Performance at Scale: MinIO Pushes Past 1.4 terabits per second with 256 NVMe Drives

The fact that MinIO is fast is not a secret. We routinely publish our benchmarks and have put out comparision work against HDFS and AWS (Spark + Presto) in addition to our HDD and NVMe numbers.

We recently discovered the availability of large NVMe instances on AWS. Larger than we have ever seen in fact. We procured 32 units of i3en.24xlarge instances, each with 8 NVMe drives for a total of 256. This is 4 times larger than the 8 node setup we used for our initial benchmarks.

Once again, MinIO selected the S3-benchmark by wasabi-tech to perform our benchmark tests. This tool conducts benchmark tests from a single client to a single endpoint. During our evaluation, it produced consistent and reproducible results over multiple runs.

Architecture


Measuring JBOD Performance

JBOD performance with O_DIRECT was measured using iozone. Iozone is a filesystem benchmark tool that generates and measures filesystem performance for read, and write among other operations. Iozone command operating with 64 parallel threads, 4MB block-size and O_DIRECT option.

The max JBOD performance of 23.98 GB/sec of read throughput and 12.939 GB/sec of write throughput on a single node was measured. This represents the throughput combining all drives.

Network Performance

The network hardware on these nodes allows a maximum of 100 Gbit/sec. 100 Gbit/sec equates to 12.5 Gbyte/sec (1 Gbyte = 8 Gbit).

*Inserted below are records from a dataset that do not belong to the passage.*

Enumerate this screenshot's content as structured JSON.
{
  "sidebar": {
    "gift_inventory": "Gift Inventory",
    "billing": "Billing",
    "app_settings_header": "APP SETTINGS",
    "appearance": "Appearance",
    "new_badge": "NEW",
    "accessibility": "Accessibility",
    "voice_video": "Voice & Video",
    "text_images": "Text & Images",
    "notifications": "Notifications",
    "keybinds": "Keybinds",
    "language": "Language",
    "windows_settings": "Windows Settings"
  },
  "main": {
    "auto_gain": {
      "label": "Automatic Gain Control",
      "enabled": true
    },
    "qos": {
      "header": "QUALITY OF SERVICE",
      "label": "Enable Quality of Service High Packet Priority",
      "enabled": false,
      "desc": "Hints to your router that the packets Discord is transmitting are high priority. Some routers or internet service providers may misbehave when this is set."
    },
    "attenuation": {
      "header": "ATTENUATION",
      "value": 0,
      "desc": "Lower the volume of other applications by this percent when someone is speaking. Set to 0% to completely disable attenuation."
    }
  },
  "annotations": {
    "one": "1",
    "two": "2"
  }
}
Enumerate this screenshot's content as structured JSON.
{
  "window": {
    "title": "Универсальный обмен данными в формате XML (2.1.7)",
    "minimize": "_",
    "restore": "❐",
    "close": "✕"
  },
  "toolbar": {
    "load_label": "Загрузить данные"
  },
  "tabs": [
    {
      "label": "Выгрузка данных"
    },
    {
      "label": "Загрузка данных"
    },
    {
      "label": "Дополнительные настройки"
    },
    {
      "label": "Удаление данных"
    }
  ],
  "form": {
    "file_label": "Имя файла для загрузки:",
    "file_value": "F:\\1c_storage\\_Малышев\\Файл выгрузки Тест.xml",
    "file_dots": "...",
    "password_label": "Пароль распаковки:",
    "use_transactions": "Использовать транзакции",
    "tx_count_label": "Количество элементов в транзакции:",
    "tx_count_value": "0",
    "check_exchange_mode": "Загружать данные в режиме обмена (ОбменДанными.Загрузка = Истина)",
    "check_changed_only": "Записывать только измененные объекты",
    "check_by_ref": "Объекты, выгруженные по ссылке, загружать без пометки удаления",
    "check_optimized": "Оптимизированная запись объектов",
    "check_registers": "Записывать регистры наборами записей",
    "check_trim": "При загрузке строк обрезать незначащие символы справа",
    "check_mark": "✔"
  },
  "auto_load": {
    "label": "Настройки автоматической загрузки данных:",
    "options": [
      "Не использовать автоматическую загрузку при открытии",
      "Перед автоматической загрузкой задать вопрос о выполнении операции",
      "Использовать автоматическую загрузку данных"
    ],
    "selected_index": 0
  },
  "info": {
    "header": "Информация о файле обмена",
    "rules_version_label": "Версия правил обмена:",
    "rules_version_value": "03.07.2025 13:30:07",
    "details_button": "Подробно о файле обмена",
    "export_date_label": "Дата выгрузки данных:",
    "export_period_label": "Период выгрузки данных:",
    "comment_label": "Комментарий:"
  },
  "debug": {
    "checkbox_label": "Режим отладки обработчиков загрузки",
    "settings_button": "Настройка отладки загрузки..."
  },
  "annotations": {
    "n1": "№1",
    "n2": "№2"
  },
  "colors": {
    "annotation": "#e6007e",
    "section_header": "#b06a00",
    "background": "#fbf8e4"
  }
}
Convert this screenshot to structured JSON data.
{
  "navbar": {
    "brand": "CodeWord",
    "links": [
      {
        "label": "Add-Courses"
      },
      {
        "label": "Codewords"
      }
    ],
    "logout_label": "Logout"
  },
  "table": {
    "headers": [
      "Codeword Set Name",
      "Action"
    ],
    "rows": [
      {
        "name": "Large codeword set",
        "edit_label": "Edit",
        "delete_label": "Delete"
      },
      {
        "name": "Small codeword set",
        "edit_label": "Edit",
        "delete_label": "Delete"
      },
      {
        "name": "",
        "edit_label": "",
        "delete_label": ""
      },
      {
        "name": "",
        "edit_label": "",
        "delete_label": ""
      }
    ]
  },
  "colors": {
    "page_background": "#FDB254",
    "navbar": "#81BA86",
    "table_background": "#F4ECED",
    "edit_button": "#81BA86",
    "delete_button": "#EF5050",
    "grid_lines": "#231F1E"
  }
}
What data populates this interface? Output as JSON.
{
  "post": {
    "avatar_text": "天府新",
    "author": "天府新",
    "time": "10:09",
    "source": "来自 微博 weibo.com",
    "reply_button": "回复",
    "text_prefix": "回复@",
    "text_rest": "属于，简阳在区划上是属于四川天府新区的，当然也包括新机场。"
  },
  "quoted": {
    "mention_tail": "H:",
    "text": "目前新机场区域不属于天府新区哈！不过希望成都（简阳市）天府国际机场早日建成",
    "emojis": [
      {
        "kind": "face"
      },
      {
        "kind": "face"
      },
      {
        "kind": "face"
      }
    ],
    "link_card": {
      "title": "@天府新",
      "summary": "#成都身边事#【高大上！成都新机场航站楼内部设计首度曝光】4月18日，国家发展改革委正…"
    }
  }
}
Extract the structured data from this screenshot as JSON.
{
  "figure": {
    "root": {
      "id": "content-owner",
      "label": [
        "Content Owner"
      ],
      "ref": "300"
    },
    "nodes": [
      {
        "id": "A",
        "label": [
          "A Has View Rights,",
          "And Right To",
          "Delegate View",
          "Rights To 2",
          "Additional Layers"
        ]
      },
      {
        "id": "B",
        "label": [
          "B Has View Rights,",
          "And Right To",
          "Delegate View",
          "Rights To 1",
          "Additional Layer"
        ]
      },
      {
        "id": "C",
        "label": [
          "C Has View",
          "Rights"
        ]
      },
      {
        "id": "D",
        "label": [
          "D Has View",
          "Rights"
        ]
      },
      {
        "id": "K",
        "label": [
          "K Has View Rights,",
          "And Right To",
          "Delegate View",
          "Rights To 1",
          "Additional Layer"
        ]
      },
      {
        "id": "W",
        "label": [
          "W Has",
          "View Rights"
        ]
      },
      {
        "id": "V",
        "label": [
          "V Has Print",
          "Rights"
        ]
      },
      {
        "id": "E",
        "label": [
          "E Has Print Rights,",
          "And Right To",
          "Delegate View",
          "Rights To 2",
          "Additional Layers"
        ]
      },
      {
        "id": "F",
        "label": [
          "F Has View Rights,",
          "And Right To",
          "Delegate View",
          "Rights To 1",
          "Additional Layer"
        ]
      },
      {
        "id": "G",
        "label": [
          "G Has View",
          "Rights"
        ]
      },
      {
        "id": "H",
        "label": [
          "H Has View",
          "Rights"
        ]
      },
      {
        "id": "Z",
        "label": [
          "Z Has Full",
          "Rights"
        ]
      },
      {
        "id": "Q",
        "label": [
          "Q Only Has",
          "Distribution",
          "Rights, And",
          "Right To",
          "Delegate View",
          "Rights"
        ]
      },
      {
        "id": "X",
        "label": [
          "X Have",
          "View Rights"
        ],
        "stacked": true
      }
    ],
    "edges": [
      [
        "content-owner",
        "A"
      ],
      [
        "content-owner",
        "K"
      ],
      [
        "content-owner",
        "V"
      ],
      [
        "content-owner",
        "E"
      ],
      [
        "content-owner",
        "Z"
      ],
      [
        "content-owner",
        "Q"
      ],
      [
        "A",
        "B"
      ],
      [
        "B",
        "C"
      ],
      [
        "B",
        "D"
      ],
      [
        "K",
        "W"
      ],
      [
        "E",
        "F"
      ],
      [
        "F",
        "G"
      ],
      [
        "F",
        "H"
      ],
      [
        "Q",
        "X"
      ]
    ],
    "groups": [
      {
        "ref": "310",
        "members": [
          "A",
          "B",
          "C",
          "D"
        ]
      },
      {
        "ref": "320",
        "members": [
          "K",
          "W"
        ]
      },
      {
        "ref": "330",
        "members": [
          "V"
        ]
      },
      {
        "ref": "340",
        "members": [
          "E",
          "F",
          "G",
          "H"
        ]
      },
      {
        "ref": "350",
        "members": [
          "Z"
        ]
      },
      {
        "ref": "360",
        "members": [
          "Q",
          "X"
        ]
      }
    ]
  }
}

Therefore, the maximum throughput that can be expected from each of these nodes would be 12.5 Gbyte/sec.

Results

With just 32 nodes MinIO was able to deliver 183.2 Gigabytes/sec (1.46 Tbps) on reads and 171.3 Gigabytes/sec (1.37 Tbps) on writes on 3.2 Tbps total available bandwidth. Each node contributed 45.8 Gbps and 43 Gbps on average for reads and writes respectively.

The network was almost entirely choked during these tests. In this setup, MinIO shared the same network for server-client and server-server communication. The throughput can nearly be doubled if a dedicated network was available for internode traffic.

The best part about this benchmark (and all of our benchmarks for that matter) is that it can be replicated by anyone with the requisite interest and a credit card. For context, this benchmark cost about $1K to run.

We will publish a full writeup shortly under Resources - > Benchmarks but we felt this was worth sharing.